If a woman is captured by a party of warriors, and not by one individual only, the first care of the captors is to inflict on her a collective violation, on the condition, however, that none of them belong to a clan homonymous with that of the ravished woman; if any one of their party is an exception to this, he must abstain from so doing.[884]

The sign of the fictitious fraternity of the Kamilaroi, and of all the Australian tribes organised in the same manner, is a common emblem, the totem.
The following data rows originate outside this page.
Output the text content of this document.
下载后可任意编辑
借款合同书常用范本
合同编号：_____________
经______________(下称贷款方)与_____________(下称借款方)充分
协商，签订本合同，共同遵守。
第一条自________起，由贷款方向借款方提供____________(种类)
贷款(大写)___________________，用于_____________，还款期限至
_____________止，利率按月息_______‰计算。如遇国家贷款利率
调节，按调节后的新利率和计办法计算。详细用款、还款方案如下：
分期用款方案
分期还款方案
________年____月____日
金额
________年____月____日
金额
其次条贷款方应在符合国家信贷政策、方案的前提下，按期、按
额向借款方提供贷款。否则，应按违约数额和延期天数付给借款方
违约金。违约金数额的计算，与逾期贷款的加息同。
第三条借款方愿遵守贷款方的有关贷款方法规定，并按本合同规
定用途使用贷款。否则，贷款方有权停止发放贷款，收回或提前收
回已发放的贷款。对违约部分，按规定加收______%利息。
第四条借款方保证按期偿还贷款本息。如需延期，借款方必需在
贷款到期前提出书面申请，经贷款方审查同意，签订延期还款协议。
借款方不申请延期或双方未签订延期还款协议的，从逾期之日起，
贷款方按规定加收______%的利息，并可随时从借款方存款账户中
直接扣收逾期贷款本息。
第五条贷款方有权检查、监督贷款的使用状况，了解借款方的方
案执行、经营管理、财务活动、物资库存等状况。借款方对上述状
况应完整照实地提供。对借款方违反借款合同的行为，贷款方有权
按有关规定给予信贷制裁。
All the men bearing the same totem are united by the bond of a conventional fraternity, which is none the less strict for that reason. The totem has evidently been invented in a primitive epoch, when the different degrees of consanguinity were not easily distinguished, and were therefore replaced by an artificial union far wider than the limits of the natural family.

Whenever a single individual wished to escape from this tribal marriage, he was obliged to resort to various artifices. One of these transitional processes has remained in use in the Kurnai tribe, in Gippsland, Victoria.

The terms still in use with them to designate kinship recall the former existence of a fraternal marriage; but in practice they have none the less adopted individual marriage. The manner in which these individual marriages are contracted probably indicates what must have happened in primitive times, when some innovators attempted to escape from tribal marriage by carrying off the women they preferred, and were only re-admitted to their tribe after having obtained pardon and the ratification of their audacious enterprise. Among the Kurnai every marriage must be made by the capture of one of the women of their tribe, even when this rape has been preceded by a friendly exchange of sisters, which is usual enough. This simulated rape is punished by a simulation of vengeance. The fugitives are pursued; they are even ill-treated, but short of being actually killed. Their punishment is simply an act of obedience to ancestral customs. When all is concluded, and the fugitive couple reinstated among their people, the woman belongs to the man who has carried her off; he is no longer obliged to offer her to the visitors of his clan, as old Australian hospitality required;[885] she belongs to him alone. Sometimes the ravisher legalises his right of sole proprietor by first giving notice to his friends, and offering them the use of his wife, after which he can keep her to himself.[886]